How the mighty had fallen. Earlier in the decade, the A’s were on their way to winning three straight championships, while Jim Marshall was managing the mediocre Cubs. Just five short years later, Marshall was managing a worse-than-mediocre A’s team that was stripped of Jackson, Hunter, Blue, Campaneris, and all of the other great stars, as soon as free agency had taken hold. The franchise would not reach these depths again, and a decade later they were in the midst of  a similarly-but-not-quite-as-impressive three year run of three pennants and no World Series wins. But that’s still three more pennants than I’ve seen my team win, and I’m quite jealous of that accomplishment.

1980 Seattle Mariners

Expansion team: No

Overall record: 59-103

# of win streaks of 3 games or more: Five

Manager(s): Darrell Johnson, Maury Wills

Hall of Famers on roster: None

100 loss seasons since: 1983; 2008; 2010

Pennant wins since: None

The Mariners began their second decade in existence (if you look at it the right way) by winning 7 of their first 10 games, and coming home on Memorial Day with a record two games above .500. The bottom fell out shortly thereafter, and they wound up in the loser’s circle yet again.
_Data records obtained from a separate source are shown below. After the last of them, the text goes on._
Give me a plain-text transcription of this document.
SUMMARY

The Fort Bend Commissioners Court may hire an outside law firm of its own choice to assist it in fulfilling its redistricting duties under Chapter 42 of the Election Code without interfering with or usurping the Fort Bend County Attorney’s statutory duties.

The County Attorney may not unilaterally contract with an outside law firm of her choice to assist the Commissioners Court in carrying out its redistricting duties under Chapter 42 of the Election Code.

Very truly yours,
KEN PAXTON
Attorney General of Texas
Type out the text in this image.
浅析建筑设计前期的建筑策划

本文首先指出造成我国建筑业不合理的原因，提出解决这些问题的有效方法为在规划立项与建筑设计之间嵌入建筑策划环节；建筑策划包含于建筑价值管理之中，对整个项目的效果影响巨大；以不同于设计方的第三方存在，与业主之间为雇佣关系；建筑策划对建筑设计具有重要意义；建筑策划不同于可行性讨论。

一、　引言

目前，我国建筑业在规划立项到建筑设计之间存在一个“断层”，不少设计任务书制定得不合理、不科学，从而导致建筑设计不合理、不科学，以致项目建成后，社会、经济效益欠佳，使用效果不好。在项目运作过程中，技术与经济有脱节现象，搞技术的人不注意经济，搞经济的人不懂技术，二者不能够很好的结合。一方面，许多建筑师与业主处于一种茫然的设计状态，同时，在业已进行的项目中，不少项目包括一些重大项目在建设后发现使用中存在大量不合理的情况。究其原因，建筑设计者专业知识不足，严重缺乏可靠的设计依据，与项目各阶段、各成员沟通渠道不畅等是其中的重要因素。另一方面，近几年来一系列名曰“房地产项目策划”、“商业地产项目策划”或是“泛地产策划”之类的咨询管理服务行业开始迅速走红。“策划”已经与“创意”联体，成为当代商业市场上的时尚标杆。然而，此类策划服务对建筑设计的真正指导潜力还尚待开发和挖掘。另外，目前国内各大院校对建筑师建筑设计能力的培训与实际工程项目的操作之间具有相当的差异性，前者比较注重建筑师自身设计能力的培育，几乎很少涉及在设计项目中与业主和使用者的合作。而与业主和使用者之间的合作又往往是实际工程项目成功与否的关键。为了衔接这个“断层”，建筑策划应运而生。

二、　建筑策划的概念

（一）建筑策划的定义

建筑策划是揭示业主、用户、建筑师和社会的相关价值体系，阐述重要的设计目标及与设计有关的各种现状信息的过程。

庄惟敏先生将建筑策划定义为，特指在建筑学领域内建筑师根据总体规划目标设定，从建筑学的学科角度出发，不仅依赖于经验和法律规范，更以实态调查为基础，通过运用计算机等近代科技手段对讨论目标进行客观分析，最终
The franchise would have to wait another eleven years before it finally had a winning record.

We’re in the 80s now, which is the decade I came of age personally, even though the 70s were the decade I came of age as a baseball fan. The Cubs will have to go 8-31 from here on out (a .205 winning percentage) to make the DoubleTriple a reality. I realize that this is very unlikely to happen, and that I may not even make it out of the 80s before the Cubs win game #63. But, as in real life, I’m going to keep on having fun for as long as I can.